В комнате охраны тем временем шли свои процессы. На мониторе было видно, как Голдштейн поднимается к гримёркам, как стоит у двери, как разговаривает с артистом. Сотрудник охраны, молодой парень с усталым лицом, сказал другому вполголоса:
– Смотри, начальство с ним ругается.
Другой пожал плечами.
– Артисты… – пробормотал он.
Лев, который видел это не только на мониторе, но и вживую, не сказал ничего. Он просто отметил время в своём блокноте – привычка, которая кажется лишней, пока не становится золотой.
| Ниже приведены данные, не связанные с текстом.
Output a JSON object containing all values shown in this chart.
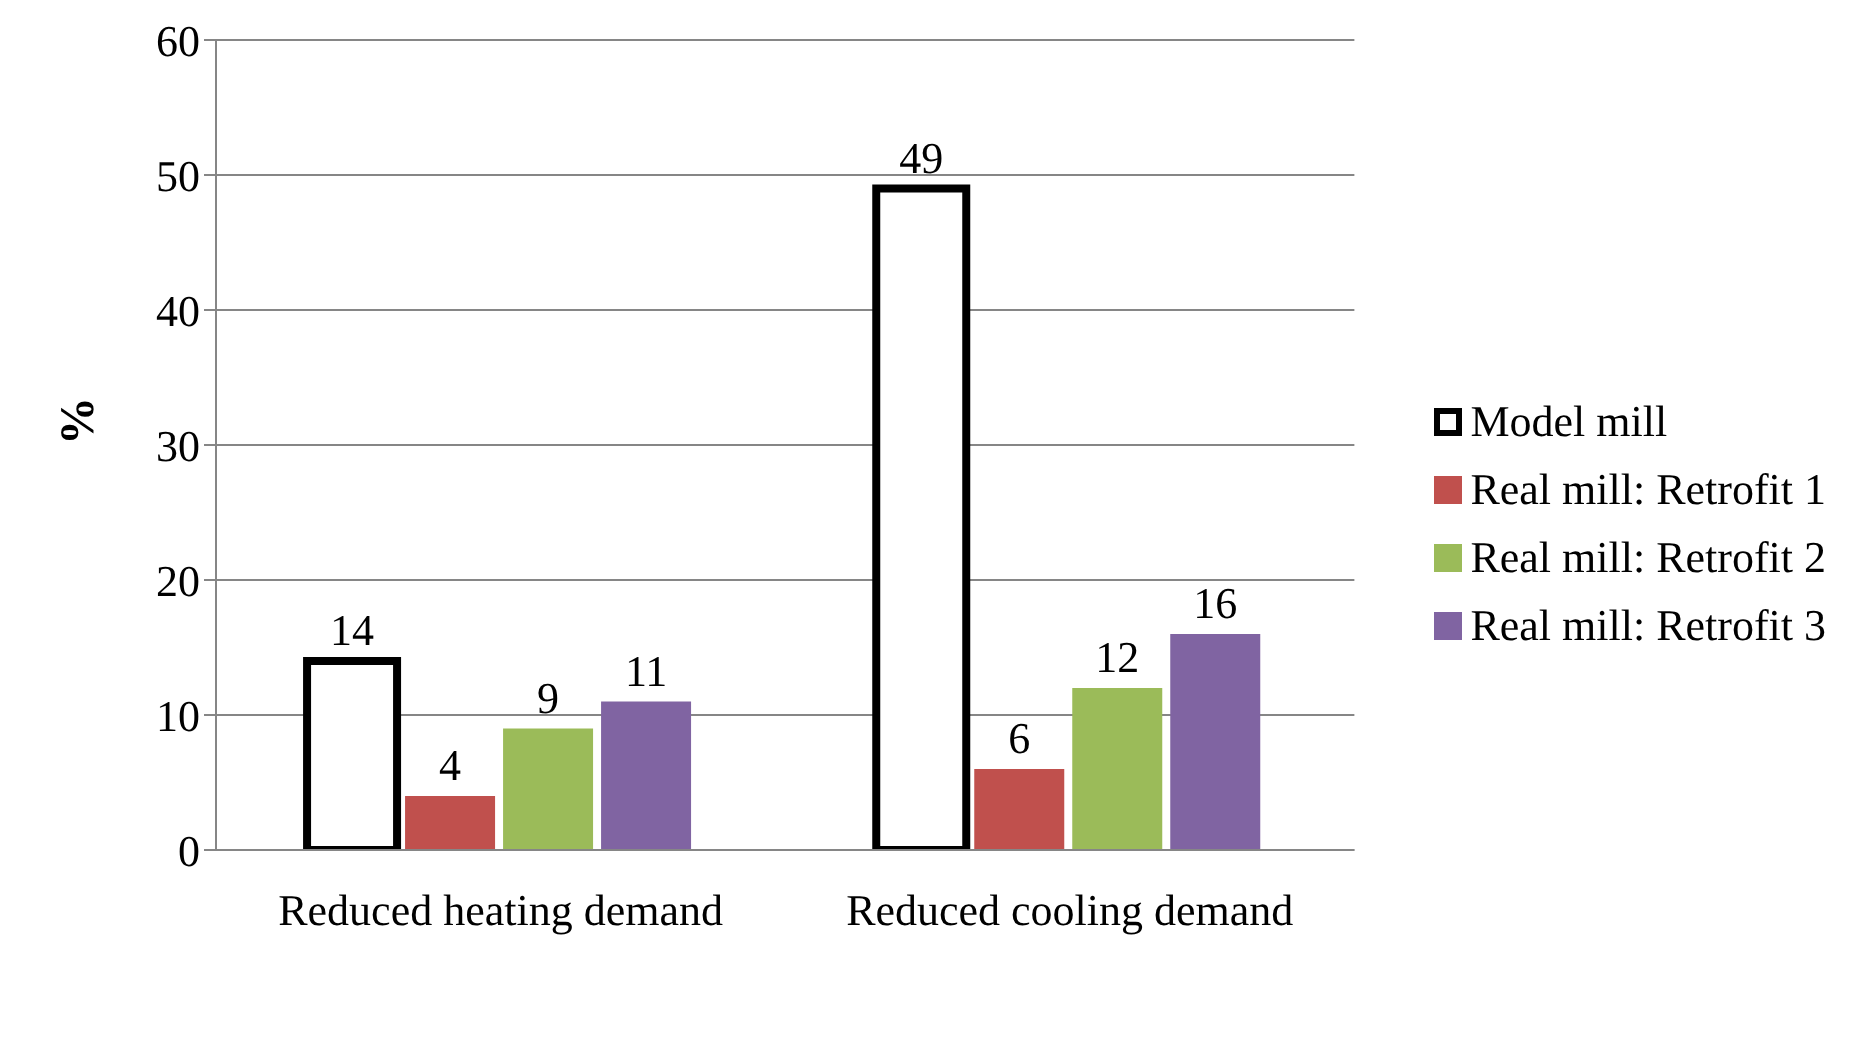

Праздник продолжался. Люди поднимали бокалы, раздавали комплименты, смеялись так, будто смех способен отменить всё плохое. А Голдштейн, стоя среди них, держал лицо и улыбку, хотя внутри у него уже звучали не музыка и не тосты, а короткие, точные фразы, которые он услышал в коридоре и которые теперь не отпускали.
Он понял главное: Бэксон не просто появился. Он пришёл с намерением, и это намерение не ограничивалось сценой. Но выяснить, что именно задумано, Голдштейн не мог – и именно это делало ситуацию невыносимой, потому что любой юрист боится не риска, а неопределённости.